UO startup Ksana Health receives grant to accelerate launch

Nick Allen

Ksana Health, a digital mental health company that grew out of research conducted by UO psychology professor Nick Allen, has received a boost from in the form of a Venture Launch Grant.

The grant is awarded by the Office of the Vice President for Research and Innovation. It was recently revived after a six-year hiatus and supports qualified startup companies, said Chuck Williams, associate vice president for innovation.

“It is a core mission of the University of Oregon to help our faculty bring their innovations from academia to the people,” Williams said. “We are especially excited to help the Ksana Health team accelerate to market via the UO Venture Launch Grant program.”

Co-founded by Allen and Will Shortt, a software business leader and startup CEO, Ksana Health was recently launched with a mission to improve mental health outcomes. Its aim is to bring the therapy plan out of the office and into the patient’s daily life via a personalized mental health platform.

The company is considered a spinoff because it stems directly from UO research: an evidence-based, peer-reviewed research platform developed at the Center for Digital Mental Health, where Allen serves as director.

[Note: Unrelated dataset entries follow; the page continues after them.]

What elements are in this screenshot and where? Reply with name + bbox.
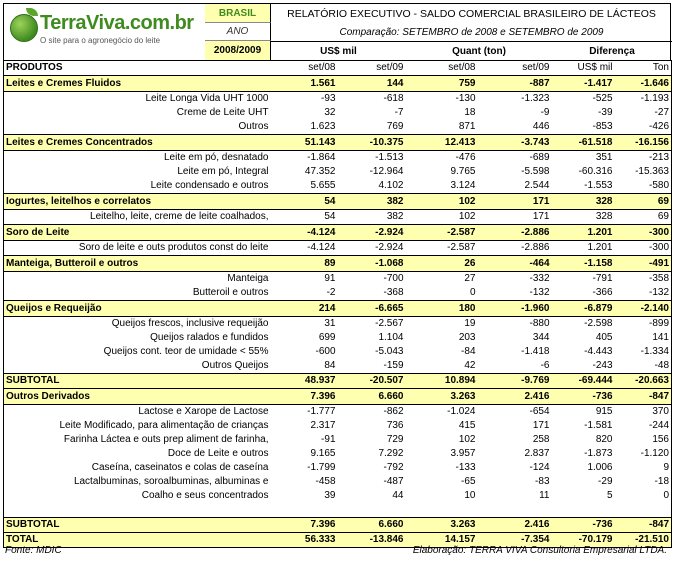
value-cell: -689: [529, 152, 550, 163]
value-cell: 1.104: [378, 332, 404, 343]
value-cell: -847: [615, 518, 672, 533]
product-label: Leites e Cremes Concentrados: [4, 135, 271, 151]
value-cell: 344: [532, 332, 550, 343]
product-label: [4, 503, 271, 518]
value-cell: 10: [464, 490, 476, 501]
value-cell: [271, 503, 338, 518]
value-cell: -491: [615, 256, 672, 272]
logo-tagline: O site para o agronegócio do leite: [40, 36, 161, 45]
value-cell: [552, 503, 615, 518]
value-cell: 5.655: [310, 180, 336, 191]
section-row: [4, 76, 672, 92]
value-cell: 6.660: [338, 518, 406, 533]
value-cell: -20.663: [615, 374, 672, 389]
table-row: [4, 503, 672, 518]
table-row: [4, 120, 672, 135]
value-cell: 48.937: [271, 374, 338, 389]
value-cell: 7.396: [271, 518, 338, 533]
value-cell: 2.416: [478, 389, 552, 405]
col-ton-set09: set/09: [478, 61, 552, 76]
product-label: Doce de Leite e outros: [167, 448, 269, 459]
value-cell: -1.158: [552, 256, 615, 272]
value-cell: -1.799: [307, 462, 336, 473]
table-row: [4, 210, 672, 225]
value-cell: 203: [458, 332, 476, 343]
product-label: Lactalbuminas, soroalbuminas, albuminas e: [73, 476, 269, 487]
report-header: [3, 3, 671, 60]
value-cell: -1.418: [521, 346, 550, 357]
value-cell: -2.924: [338, 225, 406, 241]
value-cell: 31: [324, 318, 336, 329]
product-label: Coalho e seus concentrados: [141, 490, 269, 501]
value-cell: 10.894: [406, 374, 478, 389]
value-cell: -159: [383, 360, 404, 371]
table-row: [4, 345, 672, 359]
value-cell: 69: [615, 194, 672, 210]
value-cell: -618: [383, 93, 404, 104]
value-cell: -2.886: [521, 242, 550, 253]
value-cell: -887: [478, 76, 552, 92]
value-cell: 7.396: [271, 389, 338, 405]
value-cell: [478, 503, 552, 518]
product-label: Queijos ralados e fundidos: [150, 332, 269, 343]
value-cell: 1.201: [552, 225, 615, 241]
value-cell: -7.354: [478, 533, 552, 548]
value-cell: -464: [478, 256, 552, 272]
value-cell: 171: [532, 420, 550, 431]
value-cell: 736: [386, 420, 404, 431]
value-cell: 9.765: [450, 166, 476, 177]
value-cell: -27: [654, 107, 669, 118]
value-cell: -244: [648, 420, 669, 431]
value-cell: -5.043: [375, 346, 404, 357]
table-row: [4, 317, 672, 332]
value-cell: 102: [406, 194, 478, 210]
value-cell: -6.879: [552, 301, 615, 317]
value-cell: 102: [458, 211, 476, 222]
value-cell: 769: [386, 121, 404, 132]
value-cell: 0: [663, 490, 669, 501]
product-label: Queijos cont. teor de umidade < 55%: [103, 346, 269, 357]
product-label: Queijos e Requeijão: [4, 301, 271, 317]
value-cell: -2.924: [375, 242, 404, 253]
value-cell: 1.623: [310, 121, 336, 132]
value-cell: -243: [592, 360, 613, 371]
value-cell: -9.769: [478, 374, 552, 389]
table-row: [4, 331, 672, 345]
value-cell: 0: [469, 287, 476, 298]
product-label: Queijos frescos, inclusive requeijão: [111, 318, 269, 329]
value-cell: -1.068: [338, 256, 406, 272]
value-cell: -91: [321, 434, 336, 445]
value-cell: 14.157: [406, 533, 478, 548]
value-cell: 171: [478, 194, 552, 210]
col-diff-ton: Ton: [615, 61, 672, 76]
value-cell: -1.334: [640, 346, 669, 357]
product-label: Caseína, caseinatos e colas de caseína: [91, 462, 269, 473]
section-row: [4, 225, 672, 241]
product-label: Creme de Leite UHT: [176, 107, 269, 118]
report-footer: [3, 545, 671, 559]
value-cell: -5.598: [521, 166, 550, 177]
value-cell: 1.006: [587, 462, 613, 473]
table-row: [4, 106, 672, 120]
value-cell: -736: [552, 518, 615, 533]
value-cell: -39: [598, 107, 613, 118]
value-cell: -1.553: [584, 180, 613, 191]
product-label: Leite Modificado, para alimentação de crianças: [59, 420, 269, 431]
section-row: [4, 135, 672, 151]
value-cell: [615, 503, 672, 518]
section-row: [4, 301, 672, 317]
table-row: [4, 405, 672, 420]
value-cell: 32: [324, 107, 336, 118]
product-label: SUBTOTAL: [4, 518, 271, 533]
col-diff-usd: US$ mil: [552, 61, 615, 76]
value-cell: 2.837: [524, 448, 550, 459]
year-value: 2008/2009: [205, 41, 271, 60]
value-cell: -48: [654, 360, 669, 371]
value-cell: 3.124: [450, 180, 476, 191]
value-cell: 699: [318, 332, 336, 343]
value-cell: -3.743: [478, 135, 552, 151]
table-row: [4, 272, 672, 287]
value-cell: -880: [529, 318, 550, 329]
value-cell: -899: [648, 318, 669, 329]
col-usd-set09: set/09: [338, 61, 406, 76]
value-cell: -476: [455, 152, 476, 163]
value-cell: -426: [648, 121, 669, 132]
value-cell: -736: [552, 389, 615, 405]
value-cell: -580: [648, 180, 669, 191]
trade-balance-table: [3, 60, 672, 548]
subtotal-row: [4, 374, 672, 389]
product-label: Soro de leite e outs produtos const do leite: [78, 242, 269, 253]
value-cell: -1.960: [478, 301, 552, 317]
value-cell: 180: [406, 301, 478, 317]
table-row: [4, 165, 672, 179]
value-cell: 171: [532, 211, 550, 222]
table-row: [4, 419, 672, 433]
value-cell: -15.363: [635, 166, 669, 177]
value-cell: -2.587: [447, 242, 476, 253]
value-cell: 2.317: [310, 420, 336, 431]
product-label: Manteiga, Butteroil e outros: [4, 256, 271, 272]
product-label: Iogurtes, leitelhos e correlatos: [4, 194, 271, 210]
value-cell: -792: [383, 462, 404, 473]
subtotal-row: [4, 518, 672, 533]
product-label: TOTAL: [4, 533, 271, 548]
value-cell: 44: [392, 490, 404, 501]
value-cell: -1.024: [447, 406, 476, 417]
value-cell: 42: [464, 360, 476, 371]
value-cell: -84: [461, 346, 476, 357]
value-cell: 7.292: [378, 448, 404, 459]
product-label: Leite em pó, Integral: [177, 166, 269, 177]
value-cell: -6.665: [338, 301, 406, 317]
value-cell: 141: [652, 332, 669, 343]
value-cell: -9: [540, 107, 550, 118]
value-cell: -124: [529, 462, 550, 473]
value-cell: -300: [648, 242, 669, 253]
header-grid: [205, 4, 672, 60]
value-cell: -21.510: [615, 533, 672, 548]
value-cell: -2: [326, 287, 336, 298]
value-cell: 89: [271, 256, 338, 272]
table-row: [4, 489, 672, 503]
value-cell: -16.156: [615, 135, 672, 151]
col-usd-set08: set/08: [271, 61, 338, 76]
group-usd: US$ mil: [271, 41, 406, 60]
year-caption: ANO: [205, 23, 271, 41]
value-cell: 382: [386, 211, 404, 222]
value-cell: -1.120: [640, 448, 669, 459]
group-diferenca: Diferença: [552, 41, 672, 60]
value-cell: 5: [606, 490, 613, 501]
value-cell: 258: [532, 434, 550, 445]
value-cell: -1.873: [584, 448, 613, 459]
value-cell: 11: [539, 490, 550, 501]
product-label: Leitelho, leite, creme de leite coalhados,: [90, 211, 269, 222]
value-cell: -1.646: [615, 76, 672, 92]
value-cell: -458: [315, 476, 336, 487]
value-cell: -853: [592, 121, 613, 132]
value-cell: 156: [652, 434, 669, 445]
value-cell: 27: [464, 273, 476, 284]
report-frame: [3, 3, 671, 543]
section-row: [4, 256, 672, 272]
value-cell: -525: [592, 93, 613, 104]
value-cell: -13.846: [338, 533, 406, 548]
value-cell: 144: [338, 76, 406, 92]
value-cell: -69.444: [552, 374, 615, 389]
value-cell: -130: [455, 93, 476, 104]
section-row: [4, 389, 672, 405]
value-cell: -1.323: [521, 93, 550, 104]
value-cell: 3.957: [450, 448, 476, 459]
value-cell: 9: [663, 462, 669, 473]
value-cell: -654: [529, 406, 550, 417]
terraviva-logo: [4, 4, 204, 60]
value-cell: -132: [529, 287, 550, 298]
value-cell: -862: [383, 406, 404, 417]
value-cell: 54: [324, 211, 336, 222]
value-cell: 51.143: [271, 135, 338, 151]
value-cell: [406, 503, 478, 518]
value-cell: 446: [532, 121, 550, 132]
value-cell: -4.124: [271, 225, 338, 241]
value-cell: -1.193: [640, 93, 669, 104]
product-label: Outros: [238, 121, 269, 132]
value-cell: 9.165: [310, 448, 336, 459]
value-cell: 18: [464, 107, 476, 118]
value-cell: -93: [321, 93, 336, 104]
value-cell: -300: [615, 225, 672, 241]
value-cell: -791: [592, 273, 613, 284]
footer-source: Fonte: MDIC: [5, 545, 62, 556]
value-cell: -70.179: [552, 533, 615, 548]
value-cell: 84: [324, 360, 336, 371]
value-cell: 102: [458, 434, 476, 445]
table-row: [4, 286, 672, 301]
value-cell: -1.417: [552, 76, 615, 92]
table-row: [4, 179, 672, 194]
value-cell: -2.567: [375, 318, 404, 329]
product-label: SUBTOTAL: [4, 374, 271, 389]
value-cell: 69: [657, 211, 669, 222]
value-cell: 328: [595, 211, 613, 222]
value-cell: 19: [464, 318, 476, 329]
value-cell: -700: [383, 273, 404, 284]
value-cell: -12.964: [369, 166, 404, 177]
value-cell: -2.886: [478, 225, 552, 241]
value-cell: 3.263: [406, 389, 478, 405]
value-cell: -132: [648, 287, 669, 298]
product-label: Leite em pó, desnatado: [163, 152, 269, 163]
value-cell: -213: [648, 152, 669, 163]
value-cell: 12.413: [406, 135, 478, 151]
product-label: Farinha Láctea e outs prep aliment de farinha,: [63, 434, 269, 445]
value-cell: 2.416: [478, 518, 552, 533]
column-header-row: [4, 61, 672, 76]
value-cell: -1.777: [307, 406, 336, 417]
value-cell: 351: [595, 152, 613, 163]
value-cell: -65: [461, 476, 476, 487]
product-label: Manteiga: [227, 273, 269, 284]
value-cell: 328: [552, 194, 615, 210]
value-cell: -60.316: [578, 166, 613, 177]
product-label: Soro de Leite: [4, 225, 271, 241]
value-cell: 871: [458, 121, 476, 132]
table-row: [4, 475, 672, 489]
value-cell: 2.544: [524, 180, 550, 191]
table-row: [4, 461, 672, 475]
value-cell: -1.581: [584, 420, 613, 431]
value-cell: 4.102: [378, 180, 404, 191]
product-label: Leite Longa Vida UHT 1000: [145, 93, 269, 104]
value-cell: 370: [652, 406, 669, 417]
value-cell: -366: [592, 287, 613, 298]
value-cell: 759: [406, 76, 478, 92]
value-cell: -2.598: [584, 318, 613, 329]
value-cell: -4.443: [584, 346, 613, 357]
value-cell: -847: [615, 389, 672, 405]
report-title: RELATÓRIO EXECUTIVO - SALDO COMERCIAL BRASILEIRO DE LÁCTEOS: [287, 7, 656, 20]
value-cell: 54: [271, 194, 338, 210]
product-label: Leite condensado e outros: [150, 180, 269, 191]
value-cell: 382: [338, 194, 406, 210]
value-cell: -368: [383, 287, 404, 298]
value-cell: -18: [654, 476, 669, 487]
comparison-subtitle: Comparação: SETEMBRO de 2008 e SETEMBRO de 2009: [339, 26, 604, 38]
product-label: Leites e Cremes Fluidos: [4, 76, 271, 92]
section-row: [4, 194, 672, 210]
value-cell: -1.513: [375, 152, 404, 163]
value-cell: 415: [458, 420, 476, 431]
table-row: [4, 433, 672, 447]
value-cell: -61.518: [552, 135, 615, 151]
value-cell: 3.263: [406, 518, 478, 533]
product-label: Outros Derivados: [4, 389, 271, 405]
footer-credit: Elaboração: TERRA VIVA Consultoria Empresarial LTDA.: [412, 545, 667, 556]
value-cell: 26: [406, 256, 478, 272]
value-cell: -6: [540, 360, 550, 371]
value-cell: 47.352: [304, 166, 336, 177]
value-cell: -10.375: [338, 135, 406, 151]
value-cell: -2.587: [406, 225, 478, 241]
value-cell: -358: [648, 273, 669, 284]
col-produtos: PRODUTOS: [4, 61, 271, 76]
group-quant: Quant (ton): [406, 41, 552, 60]
globe-icon: [10, 14, 38, 42]
value-cell: 405: [595, 332, 613, 343]
value-cell: 39: [324, 490, 336, 501]
table-row: [4, 447, 672, 461]
value-cell: -332: [529, 273, 550, 284]
value-cell: 56.333: [271, 533, 338, 548]
table-row: [4, 151, 672, 166]
col-ton-set08: set/08: [406, 61, 478, 76]
value-cell: [338, 503, 406, 518]
value-cell: 1.561: [271, 76, 338, 92]
value-cell: -20.507: [338, 374, 406, 389]
value-cell: -29: [598, 476, 613, 487]
table-row: [4, 241, 672, 256]
logo-brand: TerraViva.com.br: [40, 12, 194, 34]
table-row: [4, 359, 672, 374]
value-cell: 729: [386, 434, 404, 445]
value-cell: 915: [595, 406, 613, 417]
value-cell: -4.124: [307, 242, 336, 253]
value-cell: -7: [394, 107, 404, 118]
value-cell: 214: [271, 301, 338, 317]
country-label: BRASIL: [205, 4, 271, 23]
value-cell: 6.660: [338, 389, 406, 405]
value-cell: -600: [315, 346, 336, 357]
value-cell: 91: [324, 273, 336, 284]
product-label: Outros Queijos: [201, 360, 269, 371]
value-cell: 1.201: [587, 242, 613, 253]
value-cell: -1.864: [307, 152, 336, 163]
value-cell: 820: [595, 434, 613, 445]
value-cell: -2.140: [615, 301, 672, 317]
product-label: Lactose e Xarope de Lactose: [138, 406, 269, 417]
value-cell: -83: [535, 476, 550, 487]
value-cell: -133: [455, 462, 476, 473]
table-row: [4, 92, 672, 107]
value-cell: -487: [383, 476, 404, 487]
product-label: Butteroil e outros: [192, 287, 269, 298]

Ksana leverages the Effortless Assessment Research System apps for iOS and Android devices, which passively pull data from a patient’s phone related to known mental health vectors — such as sleep, physical activity, social interaction and self-reporting — and securely share that objective data with a therapist. The therapist will be able to quickly view the data, discuss it in therapy and build a plan with “nudges” in the apps that will remind patients of their scheduled therapy plan throughout their week, along with their medications and appointments. 

Ksana Health also received support from the RAIN Accelerator and UO Entrepreneurial Center. The company plans to announce its first pilot customers in the coming months.

“None of this would have been possible without the partnership of the UO, and we are very grateful,” Shortt said.